Alcuni aspetti della guerra combattuta non con le armi sono poco noti e sono da me stati raccolti attraverso testimonianze dirette, quali quella dell’ingegner Antonio Ambra, protagonista di quegli eventi e testimone diretto.

Quelli dell'Esercito del Sud, ricostituito proprio qui in Puglia divenuta centro di addestramento e base di partenza, vengono e sono ancora oggi definiti con l’epiteto di "badogliani". È semmai vero il contrario, secondo quanto mi ha riferito l’ingegner Ambra, le cui dichiarazioni ho riportato in un articolo pubblicato su Agenzia Radicale sabato 9 maggio 2009.

La tesi prevalente tra i politici di allora che operavano nell’ambito dei “partiti antifascisti” era quello di « la guerra lasciatela agli americani ». Noto e citatissimo è il passo di un articolo a firma di Antonio Maccanico, futuro Segretario Generale alla Presidenza della Repubblica ai tempi del Presidente Sandro Pertini, pubblicato su "Irpinia Libera", organo del Comitato di Liberazione Nazionale, sul n° 6 del 4 dicembre 1943, pochi giorni prima del battesimo del fuoco del rifondato Esercito a Montelungo. Scriveva Maccanico «Si sappia una volta per sempre, noi non ci lasceremo cucire patacche, né ci faremo irreggimentare in compagnie di ventura: sappiamo l'importanza che avrebbe per gli sfruttatori una cieca frenesia bellica e le conseguenze di una falsa union sacrée, perciò non ci prestiamo al gioco»

Come puntualizzato qualche riga sopra e che per enfasi ribadisco, il Governo di Brindisi venne riconosciuto solo dall'ex Unione Sovietica con un accordo che prefigurava la collocazione dell'Italia nella sua sfera di influenza. Ercole Ercoli, alias Palmiro Togliatti, ebbe il lasciapassare per il suo rientro in Italia proprio a seguito di questo accordo e del probabile illudersi della monarchia e del governo da essa ispirato di potere perpetuare l'istituzione con l'appoggio di un nuovo totalitarismo, quello comunista in luogo del precedente fascista.

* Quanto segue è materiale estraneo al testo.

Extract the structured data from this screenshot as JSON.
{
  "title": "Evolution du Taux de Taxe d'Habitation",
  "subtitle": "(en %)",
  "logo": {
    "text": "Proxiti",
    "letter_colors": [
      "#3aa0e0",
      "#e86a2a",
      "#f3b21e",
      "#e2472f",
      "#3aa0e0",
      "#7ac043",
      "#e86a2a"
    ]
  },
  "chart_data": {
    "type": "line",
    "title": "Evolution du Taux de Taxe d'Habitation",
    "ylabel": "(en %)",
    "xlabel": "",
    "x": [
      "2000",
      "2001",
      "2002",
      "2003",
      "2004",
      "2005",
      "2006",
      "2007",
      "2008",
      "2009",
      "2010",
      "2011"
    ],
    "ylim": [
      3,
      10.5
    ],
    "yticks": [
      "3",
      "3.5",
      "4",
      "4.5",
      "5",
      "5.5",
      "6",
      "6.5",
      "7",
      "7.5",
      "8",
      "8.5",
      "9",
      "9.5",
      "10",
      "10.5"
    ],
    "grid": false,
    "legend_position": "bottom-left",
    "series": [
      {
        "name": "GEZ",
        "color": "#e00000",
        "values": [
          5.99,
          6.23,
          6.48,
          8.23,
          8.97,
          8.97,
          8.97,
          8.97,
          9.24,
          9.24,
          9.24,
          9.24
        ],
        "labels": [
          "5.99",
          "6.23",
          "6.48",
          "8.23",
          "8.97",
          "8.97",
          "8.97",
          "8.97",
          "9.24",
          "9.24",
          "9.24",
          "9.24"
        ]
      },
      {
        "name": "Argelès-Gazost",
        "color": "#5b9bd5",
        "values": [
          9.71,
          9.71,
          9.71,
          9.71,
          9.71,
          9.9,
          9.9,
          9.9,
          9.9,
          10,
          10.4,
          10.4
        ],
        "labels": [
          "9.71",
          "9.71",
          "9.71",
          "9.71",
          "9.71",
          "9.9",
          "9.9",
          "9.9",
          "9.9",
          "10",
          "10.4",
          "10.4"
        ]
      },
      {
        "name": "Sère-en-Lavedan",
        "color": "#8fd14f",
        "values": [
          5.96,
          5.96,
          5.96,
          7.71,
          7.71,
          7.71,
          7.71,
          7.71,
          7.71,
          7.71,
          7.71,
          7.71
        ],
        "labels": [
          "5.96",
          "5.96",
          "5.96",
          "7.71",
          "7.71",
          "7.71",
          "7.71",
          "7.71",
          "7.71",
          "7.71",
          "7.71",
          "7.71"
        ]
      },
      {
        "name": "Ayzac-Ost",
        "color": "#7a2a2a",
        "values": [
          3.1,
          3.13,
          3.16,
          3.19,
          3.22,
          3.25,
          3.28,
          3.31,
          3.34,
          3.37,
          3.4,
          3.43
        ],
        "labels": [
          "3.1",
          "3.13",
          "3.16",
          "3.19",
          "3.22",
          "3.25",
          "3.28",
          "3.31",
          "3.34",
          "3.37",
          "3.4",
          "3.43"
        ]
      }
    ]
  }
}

Il primo Raggruppamento Motorizzato, quello che combatté a Montelungo e che era stato costituito il 27 settembre 1943 a San Pietro in Vernotico (LE), era inviso al governo di Brindisi e allo speculare e concorrente "contro governo" del Comitato dei Partiti antifascisti, divenuto Comitato di Liberazione Nazionale. Le ragioni erano differenti, ma lo sforzo sinergico. Il Governo Badoglio aveva dei complessi nei confronti dell’ex alleato tedesco, non voleva caratterizzarsi troppo sul piano dell’impegno militare in un conflitto che in quel frangente aveva le caratteristiche di guerra civile. L’Italia era divisa in due, non solo geograficamente. In armi si contrapponevano italiani in uniforme inglese ed italiani in uniforme tedesca. A Montelungo, venendo da Cassino, c’è una stele che ricorda il capitano/maggiore a seconda dell’ottica di schieramento (maggiore per la Repubblica Sociale Italiana, grado non riconosciuto dalla controparte) Rino Cozzarini eroicamente caduto alla testa di un battaglione di italiani che avevano fatto una scelta di campo diversa e combattevano con l’uniforme tedesca. Con un gesto di pietas e di riappacificazione nazionale, sconosciuto a che ancor oggi vive quegli avvenimenti con emotività ideologica, il nostro Presidente Nazionale generale Poli, prima di annualmente recarsi a ricordare la memoria dei commilitoni caduti inquadrati nei reparti del rifondato Esercito nazionale, si ferma in raccoglimento e depone un mazzo di fiori nel punto in cui cadde Cozzarini, segnato da quella stele.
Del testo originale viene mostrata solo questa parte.